The driver was middle-aged and wore horn-rimmed, thick glasses and had tiny red and blue veins in his jowls. He was dressed in a tweed coat, brown pants, a tie and white shirt, and shined shoes. Except for the intensity and concentration with which he drove the Firebird, he could have been a department store floorwalker or an accountant.

For three nights Johnny saw the two men on their journey westward, their vehicle low-slung, hammering hard across the Great Plains, through mesa country and badlands that were the color of chalk. They ate in truck stops, with neither pleasure nor distaste, ordering whatever was the special for the day, usually snuffing out their cigarettes in their unfinished food. At the Super 8 and the Econo Lodge they slept in beds that crackled with static electricity and smelled of other people’s copulation.

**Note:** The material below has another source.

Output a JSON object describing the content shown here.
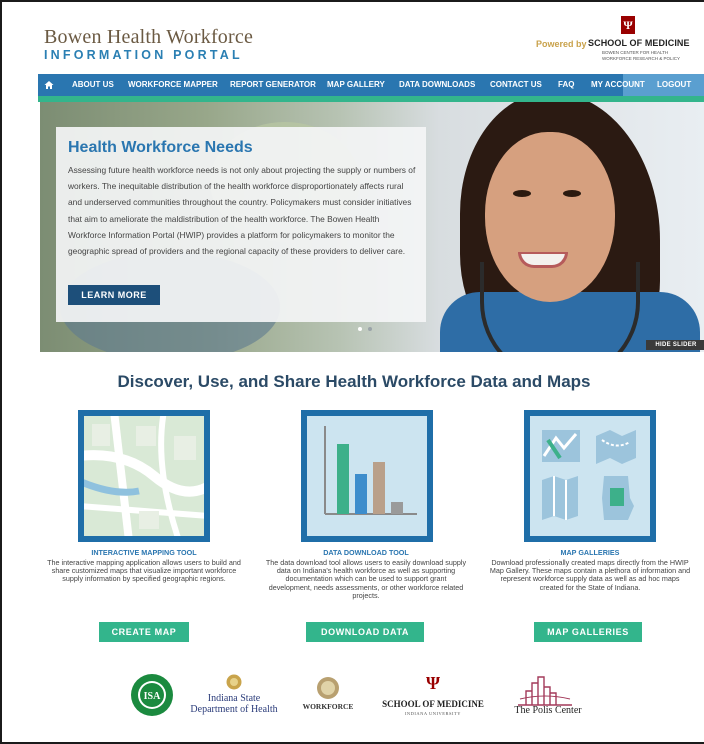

They drank brandy and soda in roadside bars, staring without interest at sports television, picked up two whores in Belfield, North Dakota, blew out a tire in Billings, hit an icy stretch on the Grand Divide, and whacked a swatch out of the guardrail west of Butte. To the men in the dream, one activity was no different in meaning or significance from another.

Then one morning Johnny American Horse woke in the coldness of the sunrise, his mind empty of images, the fir trees and ponderosa on the hillside above the Jocko wet and shining, the whole world as bright and clear as a spoon ringing against the rim of a crystal glass, and he knew he would not dream of the two men again. There was no need to. The horn-rimmed man and the man whose face had melted next to a flame were here, someplace around Missoula, waiting, but he did not know where.

The day after Johnny was released from jail on the weapons charge, he was turning over the thatch in his vegetable garden, the sun warm on his shoulders, when the scene around him seemed to dissolve and break apart, replaced by a collage of neon-lit smoke, green felt, a brass rail, and a man in a tweed jacket hunched over a bowl of chili by a window lighted from the outside. He heard pool balls clattering inside a triangular plastic rack and saw a man with roses and green parrots tattooed on his arms sight along a pool cue and smack an eight ball into a side pocket.

Johnny got into his pickup truck and drove into Missoula and on down West Broadway toward the business district. In the distance he could see the huge brown slopes of the mountains that enclosed the eastern end of the city, the trees a deep green in the saddles. On his right the Clark Fork of the Columbia River paralleled the street he drove on, its banks fringed with willow trees. The current was a greenish-coppery color from the first snowmelt, the water braiding between the chains of rocks that protruded from the surface. To the south were the beginnings of the Sapphire Mountains and the Bitterroot Valley, the fresh snow on the peaks a blinding white in the sunlight.